Most companies are focusing on long-term ROI, adopting a 'build it now, use it later' mentality. Companies are publishing articles, algorithms, and patents with the knowledge that their usefulness for real-world applications depends on the maturity of quantum hardware. These companies are looking to own IP for the long-term ROI.
This is not to say short-term ROI is not important, because it is. Using imaginative methods and hybrid processes, short-term ROI has been achieved in areas such as optimization and machine learning. This is not universal and tends to be on a case-by-case basis, typically centered around speed, ability to represent complex combinatorial data structures, more expressive models created with less data, and decreased power consumption. For short-term ROI, imagination and thinking outside the box are important.

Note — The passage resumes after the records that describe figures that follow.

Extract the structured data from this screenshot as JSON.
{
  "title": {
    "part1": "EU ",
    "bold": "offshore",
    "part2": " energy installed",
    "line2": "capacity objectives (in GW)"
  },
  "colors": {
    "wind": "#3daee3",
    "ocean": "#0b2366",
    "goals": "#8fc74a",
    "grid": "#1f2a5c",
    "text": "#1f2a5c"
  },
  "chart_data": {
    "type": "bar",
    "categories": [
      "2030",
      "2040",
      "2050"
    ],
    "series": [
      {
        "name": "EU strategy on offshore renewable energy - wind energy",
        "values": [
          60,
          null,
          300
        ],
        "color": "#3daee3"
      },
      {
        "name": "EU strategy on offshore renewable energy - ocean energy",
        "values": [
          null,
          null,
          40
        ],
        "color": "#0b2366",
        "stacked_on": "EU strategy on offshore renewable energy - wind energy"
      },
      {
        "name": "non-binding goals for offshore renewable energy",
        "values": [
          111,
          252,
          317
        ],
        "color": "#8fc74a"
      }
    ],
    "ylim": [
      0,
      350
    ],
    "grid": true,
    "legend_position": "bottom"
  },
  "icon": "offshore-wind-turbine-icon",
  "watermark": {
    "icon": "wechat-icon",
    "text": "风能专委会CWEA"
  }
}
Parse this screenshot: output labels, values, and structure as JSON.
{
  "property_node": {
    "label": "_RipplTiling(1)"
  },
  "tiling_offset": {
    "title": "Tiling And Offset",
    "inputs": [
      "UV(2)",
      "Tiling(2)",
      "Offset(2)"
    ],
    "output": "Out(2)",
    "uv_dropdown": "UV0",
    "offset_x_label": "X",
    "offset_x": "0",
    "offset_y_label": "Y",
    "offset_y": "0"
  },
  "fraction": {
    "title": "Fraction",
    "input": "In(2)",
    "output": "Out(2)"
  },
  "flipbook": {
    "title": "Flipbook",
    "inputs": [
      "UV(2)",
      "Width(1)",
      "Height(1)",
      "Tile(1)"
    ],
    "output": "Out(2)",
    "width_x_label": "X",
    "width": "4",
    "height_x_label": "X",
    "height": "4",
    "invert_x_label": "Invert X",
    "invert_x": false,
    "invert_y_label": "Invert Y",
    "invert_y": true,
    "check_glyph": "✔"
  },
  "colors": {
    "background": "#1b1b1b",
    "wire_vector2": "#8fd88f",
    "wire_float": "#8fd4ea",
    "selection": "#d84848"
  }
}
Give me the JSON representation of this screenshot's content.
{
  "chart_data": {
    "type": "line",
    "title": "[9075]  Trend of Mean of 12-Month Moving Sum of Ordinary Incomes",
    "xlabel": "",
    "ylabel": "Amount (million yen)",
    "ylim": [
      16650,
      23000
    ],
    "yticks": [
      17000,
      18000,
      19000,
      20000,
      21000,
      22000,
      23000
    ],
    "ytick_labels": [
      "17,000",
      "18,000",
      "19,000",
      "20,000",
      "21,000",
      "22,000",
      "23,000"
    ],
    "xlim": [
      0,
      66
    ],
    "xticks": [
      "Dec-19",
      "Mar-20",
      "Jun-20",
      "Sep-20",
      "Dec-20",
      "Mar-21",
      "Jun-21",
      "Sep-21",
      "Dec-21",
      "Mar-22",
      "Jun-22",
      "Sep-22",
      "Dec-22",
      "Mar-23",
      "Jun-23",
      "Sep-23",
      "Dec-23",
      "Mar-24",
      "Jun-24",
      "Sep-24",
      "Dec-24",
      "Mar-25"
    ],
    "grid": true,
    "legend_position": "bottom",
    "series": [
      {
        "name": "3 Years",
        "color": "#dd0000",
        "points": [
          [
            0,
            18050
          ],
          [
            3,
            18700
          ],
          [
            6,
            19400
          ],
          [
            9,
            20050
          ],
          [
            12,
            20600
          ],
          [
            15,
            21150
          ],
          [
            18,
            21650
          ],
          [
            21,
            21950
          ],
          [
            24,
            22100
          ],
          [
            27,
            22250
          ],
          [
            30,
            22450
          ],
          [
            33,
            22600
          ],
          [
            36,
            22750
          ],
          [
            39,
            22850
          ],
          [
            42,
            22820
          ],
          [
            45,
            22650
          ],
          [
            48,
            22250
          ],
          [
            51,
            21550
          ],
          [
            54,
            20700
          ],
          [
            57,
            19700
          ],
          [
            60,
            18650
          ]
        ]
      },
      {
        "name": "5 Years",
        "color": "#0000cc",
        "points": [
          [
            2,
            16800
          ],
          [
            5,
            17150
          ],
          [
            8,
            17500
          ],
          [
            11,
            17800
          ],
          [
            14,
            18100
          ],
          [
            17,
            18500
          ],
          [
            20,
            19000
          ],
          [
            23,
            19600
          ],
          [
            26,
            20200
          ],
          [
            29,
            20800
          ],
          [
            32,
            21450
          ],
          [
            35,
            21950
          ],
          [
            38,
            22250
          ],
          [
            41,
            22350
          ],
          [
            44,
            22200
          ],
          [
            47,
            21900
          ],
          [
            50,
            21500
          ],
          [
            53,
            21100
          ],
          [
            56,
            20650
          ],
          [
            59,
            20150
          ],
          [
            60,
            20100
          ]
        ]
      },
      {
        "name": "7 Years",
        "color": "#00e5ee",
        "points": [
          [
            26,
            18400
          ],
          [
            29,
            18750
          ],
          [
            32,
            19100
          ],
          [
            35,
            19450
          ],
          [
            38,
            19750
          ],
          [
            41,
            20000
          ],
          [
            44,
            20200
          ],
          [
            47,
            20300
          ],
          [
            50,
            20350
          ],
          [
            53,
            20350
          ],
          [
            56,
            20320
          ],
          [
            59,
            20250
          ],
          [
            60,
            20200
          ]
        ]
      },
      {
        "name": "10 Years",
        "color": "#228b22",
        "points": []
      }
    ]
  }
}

Hybrid reality and convergence
Currently, quantum computers are still in their early stages of development. Professor John Preskill coined what the industry refers to as the Noisy Intermediate-Scale Quantum (NISQ) era – meaning systems are powerful, but still noisy and limited. They can solve only small, specialized problems and they need help from traditional computers to get meaningful results.
Quantum computing will complement an HPC center, serving as another tool in the computational toolbox that can be utilized as an accelerator, a higher-dimensional feature engineer, or a simulator, among other applications.
There has been extensive research in the QML areas, including quantum neural networks, quantum reservoirs, quantum natural language processing, and quantum LLMs, with mixed results. This is to be expected with such new and young technology, which is very different from anything the world has seen before. This is uncharted territory with no established rules or best practices; these are being defined in real-time. Being creative and thinking outside the box is imperative – maybe even thinking more like a physicist than a statistician will facilitate breaking out of the box.
Where we stand
Quantum computing right now is like standing on the event horizon of a black hole.
We have no idea about how some aspects of quantum computing work, but we know how to use it. We can peer into it, measure its effects, but don’t have the complete picture.
Every week, there are publications of incredible new results or discoveries. We are pushing technology to the quantum level, taking advantage of the strange world of quantum physics, where things can exist in two states simultaneously, be entangled across light-years, tunnel through barriers, and be teleported. This makes for an extremely challenging field, but that’s why it’s so much fun. In fact, I think it is the most exciting technological evolution and it will have the greatest impact on humankind.